Regarding the estimation of the major and minor axis, and mass of olives, accurate results were measured, which do not indicate the necessity of exploring non-linear modeling to this effect. Especially remarkable is the analyzed behavior of the variety-independent models, which showed comparable, or even better, performance than specific models. This outcome supports their use in the pursuit of applicability and generalization. Notwithstanding this, future investigations will pursue the verification of this conclusion with studies that include samples from more varieties. Moreover, further and wider investigations will also be conducted to more confidently quantify the impact of pixel weighing linearization for mass estimation.

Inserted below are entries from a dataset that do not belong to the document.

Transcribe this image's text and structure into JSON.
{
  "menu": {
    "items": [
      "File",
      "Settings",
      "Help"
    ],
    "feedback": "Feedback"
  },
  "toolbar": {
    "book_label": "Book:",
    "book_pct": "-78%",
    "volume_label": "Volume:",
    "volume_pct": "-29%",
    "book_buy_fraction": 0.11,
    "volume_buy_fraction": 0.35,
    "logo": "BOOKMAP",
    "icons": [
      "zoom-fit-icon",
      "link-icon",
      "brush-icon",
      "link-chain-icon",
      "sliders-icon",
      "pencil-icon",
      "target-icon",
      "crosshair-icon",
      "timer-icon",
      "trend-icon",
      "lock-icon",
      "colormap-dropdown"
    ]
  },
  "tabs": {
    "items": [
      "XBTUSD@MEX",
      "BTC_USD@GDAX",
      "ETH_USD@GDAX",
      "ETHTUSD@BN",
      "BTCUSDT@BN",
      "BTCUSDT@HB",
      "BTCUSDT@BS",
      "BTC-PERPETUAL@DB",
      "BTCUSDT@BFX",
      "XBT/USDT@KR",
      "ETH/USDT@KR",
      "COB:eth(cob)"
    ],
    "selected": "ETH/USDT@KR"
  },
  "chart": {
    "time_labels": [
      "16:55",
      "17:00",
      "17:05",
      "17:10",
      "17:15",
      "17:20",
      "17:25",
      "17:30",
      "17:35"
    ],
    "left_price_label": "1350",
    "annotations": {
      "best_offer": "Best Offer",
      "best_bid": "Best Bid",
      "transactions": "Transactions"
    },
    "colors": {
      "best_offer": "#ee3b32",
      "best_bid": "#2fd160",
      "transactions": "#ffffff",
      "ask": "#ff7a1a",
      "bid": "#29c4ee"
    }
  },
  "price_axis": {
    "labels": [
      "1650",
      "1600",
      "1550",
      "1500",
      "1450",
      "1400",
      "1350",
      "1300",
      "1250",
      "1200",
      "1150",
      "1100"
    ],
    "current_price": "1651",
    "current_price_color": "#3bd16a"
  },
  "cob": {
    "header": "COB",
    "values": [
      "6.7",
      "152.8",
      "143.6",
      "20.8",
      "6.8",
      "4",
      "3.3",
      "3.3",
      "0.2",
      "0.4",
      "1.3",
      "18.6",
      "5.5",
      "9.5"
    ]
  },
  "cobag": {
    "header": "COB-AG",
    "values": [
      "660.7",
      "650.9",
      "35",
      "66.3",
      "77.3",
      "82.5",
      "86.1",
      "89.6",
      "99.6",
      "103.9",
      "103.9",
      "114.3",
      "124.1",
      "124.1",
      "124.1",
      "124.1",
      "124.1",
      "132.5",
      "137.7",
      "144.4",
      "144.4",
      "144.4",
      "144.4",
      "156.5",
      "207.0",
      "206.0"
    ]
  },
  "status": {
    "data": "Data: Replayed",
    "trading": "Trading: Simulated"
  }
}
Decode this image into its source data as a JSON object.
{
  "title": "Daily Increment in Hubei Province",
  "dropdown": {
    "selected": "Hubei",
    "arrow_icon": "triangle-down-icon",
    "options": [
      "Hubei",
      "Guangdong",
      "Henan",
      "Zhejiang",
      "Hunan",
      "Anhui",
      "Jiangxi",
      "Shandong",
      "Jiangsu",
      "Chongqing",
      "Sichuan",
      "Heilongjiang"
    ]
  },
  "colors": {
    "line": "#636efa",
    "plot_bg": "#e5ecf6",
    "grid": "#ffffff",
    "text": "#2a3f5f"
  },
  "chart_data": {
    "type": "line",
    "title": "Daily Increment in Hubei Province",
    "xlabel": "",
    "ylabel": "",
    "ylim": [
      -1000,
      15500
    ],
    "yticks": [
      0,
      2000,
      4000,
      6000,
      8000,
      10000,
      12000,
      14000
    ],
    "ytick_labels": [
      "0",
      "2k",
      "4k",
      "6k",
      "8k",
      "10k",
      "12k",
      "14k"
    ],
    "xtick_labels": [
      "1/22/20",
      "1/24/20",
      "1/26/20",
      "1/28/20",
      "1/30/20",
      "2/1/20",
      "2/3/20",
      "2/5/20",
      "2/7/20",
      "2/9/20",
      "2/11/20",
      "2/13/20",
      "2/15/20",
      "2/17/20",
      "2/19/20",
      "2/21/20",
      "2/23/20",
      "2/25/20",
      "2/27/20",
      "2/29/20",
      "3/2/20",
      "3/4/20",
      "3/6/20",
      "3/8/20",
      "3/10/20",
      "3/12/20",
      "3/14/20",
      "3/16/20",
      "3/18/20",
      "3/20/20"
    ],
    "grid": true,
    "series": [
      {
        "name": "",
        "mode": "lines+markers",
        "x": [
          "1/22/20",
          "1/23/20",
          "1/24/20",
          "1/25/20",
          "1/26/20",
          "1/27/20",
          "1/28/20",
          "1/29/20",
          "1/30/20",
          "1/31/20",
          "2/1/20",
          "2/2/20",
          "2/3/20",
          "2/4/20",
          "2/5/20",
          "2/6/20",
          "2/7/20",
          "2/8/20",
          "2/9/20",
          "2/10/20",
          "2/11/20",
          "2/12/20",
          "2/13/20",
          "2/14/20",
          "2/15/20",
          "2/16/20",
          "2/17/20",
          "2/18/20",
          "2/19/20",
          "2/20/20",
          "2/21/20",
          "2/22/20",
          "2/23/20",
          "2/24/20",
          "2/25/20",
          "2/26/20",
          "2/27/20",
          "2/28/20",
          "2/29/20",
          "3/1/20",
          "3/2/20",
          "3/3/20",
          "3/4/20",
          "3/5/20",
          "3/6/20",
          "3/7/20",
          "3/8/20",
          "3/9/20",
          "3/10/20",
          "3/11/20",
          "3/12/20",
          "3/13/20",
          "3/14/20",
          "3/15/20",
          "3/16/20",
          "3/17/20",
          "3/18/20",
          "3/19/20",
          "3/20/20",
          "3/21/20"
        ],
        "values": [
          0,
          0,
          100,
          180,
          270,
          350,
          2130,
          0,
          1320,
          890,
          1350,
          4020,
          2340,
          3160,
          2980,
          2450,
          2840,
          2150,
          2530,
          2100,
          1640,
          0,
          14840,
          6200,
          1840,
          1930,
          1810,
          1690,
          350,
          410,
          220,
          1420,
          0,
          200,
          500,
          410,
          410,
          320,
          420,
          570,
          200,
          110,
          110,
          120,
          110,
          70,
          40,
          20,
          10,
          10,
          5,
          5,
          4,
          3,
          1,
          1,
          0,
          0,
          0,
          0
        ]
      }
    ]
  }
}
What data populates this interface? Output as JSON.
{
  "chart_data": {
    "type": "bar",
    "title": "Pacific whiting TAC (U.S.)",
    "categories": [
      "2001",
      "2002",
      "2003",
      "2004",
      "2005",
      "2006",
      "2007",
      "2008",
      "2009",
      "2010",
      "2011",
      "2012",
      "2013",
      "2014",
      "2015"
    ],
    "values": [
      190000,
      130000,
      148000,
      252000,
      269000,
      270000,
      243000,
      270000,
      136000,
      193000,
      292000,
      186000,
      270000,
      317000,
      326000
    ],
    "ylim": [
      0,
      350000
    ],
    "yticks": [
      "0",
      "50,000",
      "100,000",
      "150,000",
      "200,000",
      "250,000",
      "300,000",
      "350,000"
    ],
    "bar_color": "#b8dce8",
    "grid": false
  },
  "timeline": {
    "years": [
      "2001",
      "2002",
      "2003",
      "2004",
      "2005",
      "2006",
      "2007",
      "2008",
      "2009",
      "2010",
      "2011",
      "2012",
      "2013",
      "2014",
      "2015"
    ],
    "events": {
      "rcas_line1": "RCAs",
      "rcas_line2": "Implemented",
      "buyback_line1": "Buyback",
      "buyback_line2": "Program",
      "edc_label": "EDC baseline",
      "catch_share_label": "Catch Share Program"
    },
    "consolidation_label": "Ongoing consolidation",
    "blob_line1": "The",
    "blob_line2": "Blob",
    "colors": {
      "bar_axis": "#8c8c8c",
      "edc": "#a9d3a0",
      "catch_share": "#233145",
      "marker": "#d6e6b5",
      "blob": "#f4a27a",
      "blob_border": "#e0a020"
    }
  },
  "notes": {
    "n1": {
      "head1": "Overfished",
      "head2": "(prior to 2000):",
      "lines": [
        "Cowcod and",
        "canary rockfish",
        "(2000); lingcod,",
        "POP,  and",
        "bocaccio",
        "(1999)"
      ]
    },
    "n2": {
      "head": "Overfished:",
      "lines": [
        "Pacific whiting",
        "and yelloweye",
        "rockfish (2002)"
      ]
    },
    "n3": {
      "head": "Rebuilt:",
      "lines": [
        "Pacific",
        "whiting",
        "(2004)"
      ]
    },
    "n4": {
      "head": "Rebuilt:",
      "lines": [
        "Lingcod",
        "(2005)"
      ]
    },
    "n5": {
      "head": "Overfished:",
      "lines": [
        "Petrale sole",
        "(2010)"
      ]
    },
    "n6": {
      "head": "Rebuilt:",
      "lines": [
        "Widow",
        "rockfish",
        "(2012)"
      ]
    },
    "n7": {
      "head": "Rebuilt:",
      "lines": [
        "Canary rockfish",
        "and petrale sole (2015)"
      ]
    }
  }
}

On the other hand, there is a requirement for the proposed methodology to be applied, in terms of the disposition with the olive fruits that are placed on the images. Thus, it is necessary that a certain minimum distance be maintained between every pair of fruits. This fact does not imply a problem in a real scenario, where a non-flat belt conveyor equipped with cleavages can be used, which provides a way to keep the fruits separated from each other. Nevertheless, further work might explore the enhancement of the image-binarization method presented, with the purpose of making possible a reliable segmentation that will correctly work in a scenario in which olives appear to be touching each other. Notwithstanding, it would probably require a considerable increase in algorithm complexity, so it remains to be determined if it could satisfy the working conditions of a real-time system.

The presented solution comprises a promising starting point to develop sorting and grading technologies based on image analysis, which would provide high value for the olive-manufacturing industry.